Этот Годимый невольно стал моим сватом.
Судьба нас свела на квартире у Вики, которая собирала друзей по случаю своей первой в жизни большой публикации. Стихи Виктории Обойдёновой («Обойдёнова» был её творческий псевдоним, за фамилиями стало не уследить) напечатал некий литературный журнал «Волхв». Я называю его «неким», потому что по сути он был никакой.

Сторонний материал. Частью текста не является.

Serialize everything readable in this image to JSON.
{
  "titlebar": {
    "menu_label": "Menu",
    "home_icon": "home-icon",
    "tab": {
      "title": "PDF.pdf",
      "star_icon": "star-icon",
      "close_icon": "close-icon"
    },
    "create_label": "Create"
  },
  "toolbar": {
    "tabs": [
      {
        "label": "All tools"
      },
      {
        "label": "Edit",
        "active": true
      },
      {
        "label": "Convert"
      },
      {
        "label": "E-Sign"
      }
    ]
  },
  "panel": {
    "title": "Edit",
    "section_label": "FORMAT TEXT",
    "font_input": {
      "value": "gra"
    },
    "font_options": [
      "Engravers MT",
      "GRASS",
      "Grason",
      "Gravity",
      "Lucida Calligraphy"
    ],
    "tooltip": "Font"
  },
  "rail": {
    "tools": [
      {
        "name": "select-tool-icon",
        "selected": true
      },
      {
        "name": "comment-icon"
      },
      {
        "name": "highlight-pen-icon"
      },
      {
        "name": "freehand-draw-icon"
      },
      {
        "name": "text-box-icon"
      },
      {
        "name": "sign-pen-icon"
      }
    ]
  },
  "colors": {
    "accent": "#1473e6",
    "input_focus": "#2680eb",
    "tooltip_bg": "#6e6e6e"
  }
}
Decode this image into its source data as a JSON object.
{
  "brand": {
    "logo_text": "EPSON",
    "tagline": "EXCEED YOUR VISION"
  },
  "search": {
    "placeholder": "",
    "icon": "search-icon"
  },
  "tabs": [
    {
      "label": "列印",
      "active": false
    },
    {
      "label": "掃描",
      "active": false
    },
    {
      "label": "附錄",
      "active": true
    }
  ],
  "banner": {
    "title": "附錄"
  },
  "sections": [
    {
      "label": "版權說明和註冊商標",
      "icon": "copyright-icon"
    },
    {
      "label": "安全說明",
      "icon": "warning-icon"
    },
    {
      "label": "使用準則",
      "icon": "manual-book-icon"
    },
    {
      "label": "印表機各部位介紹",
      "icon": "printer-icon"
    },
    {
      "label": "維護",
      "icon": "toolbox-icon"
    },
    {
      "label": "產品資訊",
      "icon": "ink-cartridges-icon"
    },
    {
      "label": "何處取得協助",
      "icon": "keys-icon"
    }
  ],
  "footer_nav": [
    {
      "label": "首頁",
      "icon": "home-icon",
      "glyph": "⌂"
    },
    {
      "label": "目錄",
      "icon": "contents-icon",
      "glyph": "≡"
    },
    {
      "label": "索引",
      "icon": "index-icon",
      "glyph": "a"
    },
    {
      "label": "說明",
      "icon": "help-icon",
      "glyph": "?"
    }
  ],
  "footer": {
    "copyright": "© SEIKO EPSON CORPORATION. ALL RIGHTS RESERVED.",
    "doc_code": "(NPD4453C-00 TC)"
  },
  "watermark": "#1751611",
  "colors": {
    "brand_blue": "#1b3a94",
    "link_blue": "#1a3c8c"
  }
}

Не новый, не старый, не толстый, не тонкий, не правый, не левый, не для эстетов, не для народа, а ровно такой, чтобы через три номера снова плюхнуться в воды Леты, откуда он не выныривал с конца XIX-го века и откуда вновь вынырнет только в начале XXII-го. Что было обидно. Стихи Вики не заслуживали того, чтобы целый век пролежать замытыми в речном иле и чтобы в них лезла носом каждая проходная стерлядь или же рак с клешнёй. Потому что стихи были очень трогательные, а главное, я не сомневался, написаны самой Викой. Мне это было важно. Ещё на той дачной свадьбе я затолкал Викторию под лестницу и рассказал ей об одной интересной сделке, которую мне предлагал Март. Вика расхохоталась, вытолкала меня из-под лестницы, громко подозвала Евгения Александровича Марта, погладила его по головке и поцеловала сверху в макушку. На его месте я бы оскорбился, а Евгеша только мурлыкнул.
Этот Евгеша и сейчас находился рядом. Если Вика была королевой бала, то он ходил королём. И это он привёл познакомиться с Викой своего друга – бывшего большого советского поэта Ивана Годимого. Тот, видимо, должен был зафиксировать значительный творческий рост его, Евгения Александровича Марта, ученицы и подопечной.